The other objection that must be answered is this: is God’s knowledge then the all-encompassing whole that everything belongs to? Do we lapse into a form of idealism by saying this? Again the answer is no, simply because God’s knowledge is distinct from creation itself, just as God’s being is distinct from creation. We cannot separate epistemology from ontology in our thinking.

Response to Gerety

Sean Gerety has written a blog post wherein he attacked my blog post quotation of Berkhof in the following way:

It’s hard to imagine a more vicious attack on the integrity of the Scriptures and the Reformed system of faith than what Keister has written above.

Gerety expounds this attack by saying the following:

If the Scriptures were irrational and violated the laws of logic, specifically the law of contradiction, would they still be trustworthy? I don’t see how? Yet, for Keister reason is not a tool by which we can discover the trustworthiness of Scripture and he confuses the laws of logic with errors in logic due to sin.

I would simply say this: go back to the original post and see if I was saying that we can’t prove the Scriptures to be correct. I was NOT saying that we do not apprehend the Scriptures by use of our reason, fallen though it is (the Holy Spirit is required for us to understand the Scriptures: this is God’s answer to correcting fallen human reason). There is a big difference between apprehending (Gerety’s word is “discover”) God’s word by use of reason (which I think is essential), versus proving God’s Word is true by the use of reason (which I believe is impossible).

Let it also here be said unequivocally that I believe that all logic and infallible reason belong to God, and there is not one single contradiction in all of Scripture. Indeed, God, through Scripture, has given us the very source of logical and rational thinking.

The problem here is that Gerety equates my statement of the limited, derivative nature of our reason (which requires an external starting point precisely in order to be valid!) with irrationality. The only thing I was saying in the post (and what Berkhof was saying, as well!) is that Scripture is our starting point, and that we cannot prove a starting point, any more than we can build a foundation under another foundation. The proof is in the pudding, shall we say, and the pudding is one hundred percent logical, when God and Scripture are our starting points.

My questions for Gerety are simple: would Gerety claim that human reason is more foundational to our thinking than God’s Word is? I thought God’s Word WAS truth, the very definition and encapsulation of truth. God’s Word is the very thing that enables us to think truly logically and rationally. Second question: does sin affect fallen man’s logic and rationality at all? I thought human beings were depraved in every aspect of their being, the mind included. Now, I do not claim that unbelievers are incapable of agreeing with a logical proposition.

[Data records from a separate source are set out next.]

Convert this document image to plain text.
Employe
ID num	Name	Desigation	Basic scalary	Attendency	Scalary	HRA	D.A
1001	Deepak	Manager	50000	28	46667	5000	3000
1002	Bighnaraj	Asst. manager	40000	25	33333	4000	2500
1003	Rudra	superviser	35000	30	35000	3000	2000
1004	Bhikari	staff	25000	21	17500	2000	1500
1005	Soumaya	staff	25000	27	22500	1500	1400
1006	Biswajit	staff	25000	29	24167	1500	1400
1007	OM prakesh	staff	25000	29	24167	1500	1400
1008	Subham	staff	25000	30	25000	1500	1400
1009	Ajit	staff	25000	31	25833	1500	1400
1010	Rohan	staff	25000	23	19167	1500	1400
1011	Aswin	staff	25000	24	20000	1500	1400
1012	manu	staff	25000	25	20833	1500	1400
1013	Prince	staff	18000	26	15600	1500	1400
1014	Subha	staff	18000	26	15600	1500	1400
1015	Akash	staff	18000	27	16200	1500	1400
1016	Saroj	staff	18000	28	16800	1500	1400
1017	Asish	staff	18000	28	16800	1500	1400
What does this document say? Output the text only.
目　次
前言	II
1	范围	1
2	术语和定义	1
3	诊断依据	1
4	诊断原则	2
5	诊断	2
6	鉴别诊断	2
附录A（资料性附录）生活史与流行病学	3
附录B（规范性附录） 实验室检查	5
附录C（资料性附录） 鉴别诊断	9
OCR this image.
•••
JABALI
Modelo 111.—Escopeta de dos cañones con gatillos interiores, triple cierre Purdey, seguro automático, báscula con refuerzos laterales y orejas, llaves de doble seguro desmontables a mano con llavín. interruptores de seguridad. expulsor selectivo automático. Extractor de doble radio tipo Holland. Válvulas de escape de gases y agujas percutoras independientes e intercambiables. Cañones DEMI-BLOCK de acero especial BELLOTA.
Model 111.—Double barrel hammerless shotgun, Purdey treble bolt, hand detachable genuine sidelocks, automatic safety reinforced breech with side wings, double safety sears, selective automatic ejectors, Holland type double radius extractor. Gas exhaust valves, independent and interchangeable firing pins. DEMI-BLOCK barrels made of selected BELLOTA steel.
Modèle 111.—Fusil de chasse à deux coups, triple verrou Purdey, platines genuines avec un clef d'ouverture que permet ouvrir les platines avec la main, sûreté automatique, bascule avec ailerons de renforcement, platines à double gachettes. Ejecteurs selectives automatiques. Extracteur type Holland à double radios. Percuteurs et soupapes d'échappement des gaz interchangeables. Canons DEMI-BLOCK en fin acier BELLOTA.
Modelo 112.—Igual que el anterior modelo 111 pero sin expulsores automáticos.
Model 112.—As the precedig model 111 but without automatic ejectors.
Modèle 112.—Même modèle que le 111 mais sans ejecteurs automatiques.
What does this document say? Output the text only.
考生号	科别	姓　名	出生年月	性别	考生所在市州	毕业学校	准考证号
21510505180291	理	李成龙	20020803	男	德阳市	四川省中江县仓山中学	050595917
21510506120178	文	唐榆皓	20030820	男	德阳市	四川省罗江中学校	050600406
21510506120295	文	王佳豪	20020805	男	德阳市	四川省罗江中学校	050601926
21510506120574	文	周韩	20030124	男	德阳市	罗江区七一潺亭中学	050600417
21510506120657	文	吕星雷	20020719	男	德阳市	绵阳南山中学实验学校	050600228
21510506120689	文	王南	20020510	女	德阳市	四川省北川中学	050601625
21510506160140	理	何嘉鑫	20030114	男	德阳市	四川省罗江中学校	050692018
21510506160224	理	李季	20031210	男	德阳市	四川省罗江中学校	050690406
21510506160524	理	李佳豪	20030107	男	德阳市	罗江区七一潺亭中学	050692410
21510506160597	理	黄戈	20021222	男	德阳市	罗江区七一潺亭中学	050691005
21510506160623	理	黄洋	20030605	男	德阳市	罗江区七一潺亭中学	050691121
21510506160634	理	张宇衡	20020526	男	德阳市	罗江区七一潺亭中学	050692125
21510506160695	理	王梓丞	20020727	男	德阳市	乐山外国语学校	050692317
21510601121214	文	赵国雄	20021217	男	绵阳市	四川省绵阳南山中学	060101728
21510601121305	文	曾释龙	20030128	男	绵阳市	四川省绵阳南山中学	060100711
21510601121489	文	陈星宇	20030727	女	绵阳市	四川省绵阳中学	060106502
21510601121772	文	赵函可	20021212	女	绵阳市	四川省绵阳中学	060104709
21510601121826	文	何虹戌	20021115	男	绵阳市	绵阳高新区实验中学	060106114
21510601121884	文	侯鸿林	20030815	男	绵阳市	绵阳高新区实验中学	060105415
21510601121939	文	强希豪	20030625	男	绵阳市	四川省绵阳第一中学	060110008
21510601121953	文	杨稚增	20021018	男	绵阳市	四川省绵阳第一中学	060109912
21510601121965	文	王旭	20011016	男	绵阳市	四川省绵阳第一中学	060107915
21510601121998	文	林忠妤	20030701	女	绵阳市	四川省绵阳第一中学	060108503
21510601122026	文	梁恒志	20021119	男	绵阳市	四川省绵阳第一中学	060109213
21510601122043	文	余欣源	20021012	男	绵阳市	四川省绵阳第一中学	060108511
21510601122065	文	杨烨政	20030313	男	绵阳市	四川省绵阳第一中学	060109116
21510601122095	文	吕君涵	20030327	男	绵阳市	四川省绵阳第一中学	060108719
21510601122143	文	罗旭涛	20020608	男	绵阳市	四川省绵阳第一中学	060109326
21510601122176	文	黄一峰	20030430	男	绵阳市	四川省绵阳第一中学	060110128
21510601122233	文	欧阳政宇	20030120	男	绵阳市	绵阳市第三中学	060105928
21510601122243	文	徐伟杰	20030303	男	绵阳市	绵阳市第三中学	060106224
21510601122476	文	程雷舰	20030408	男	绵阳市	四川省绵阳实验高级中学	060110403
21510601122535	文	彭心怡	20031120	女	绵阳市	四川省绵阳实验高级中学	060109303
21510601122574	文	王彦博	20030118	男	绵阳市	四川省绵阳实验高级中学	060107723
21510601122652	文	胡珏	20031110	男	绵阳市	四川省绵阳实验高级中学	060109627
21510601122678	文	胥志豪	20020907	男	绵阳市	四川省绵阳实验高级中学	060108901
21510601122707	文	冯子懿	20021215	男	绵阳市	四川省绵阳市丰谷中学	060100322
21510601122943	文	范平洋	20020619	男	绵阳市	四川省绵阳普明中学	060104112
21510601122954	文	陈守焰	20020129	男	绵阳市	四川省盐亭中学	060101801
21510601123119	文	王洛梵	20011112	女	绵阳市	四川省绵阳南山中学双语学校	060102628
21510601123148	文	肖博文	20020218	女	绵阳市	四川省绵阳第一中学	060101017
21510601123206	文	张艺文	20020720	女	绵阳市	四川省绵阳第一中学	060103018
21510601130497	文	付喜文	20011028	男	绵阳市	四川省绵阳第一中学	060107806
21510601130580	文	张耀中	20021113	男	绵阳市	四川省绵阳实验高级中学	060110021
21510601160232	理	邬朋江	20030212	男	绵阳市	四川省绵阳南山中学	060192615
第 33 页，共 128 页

There is such a thing as common grace. However, if Scripture is not the alpha point, the omega point is irrationality. The unbeliever will always start from the wrong place. If you start in the wrong place (i.e., with false premises), then the conclusion will be wrong as well.

In conclusion, I do not believe I have issued any attack whatsoever on the Christian faith, or the Reformed faith, let alone one than which a more vicious attack could scarcely be imagined. Since Gerety is banned from this blog, he will need to respond on his own blog.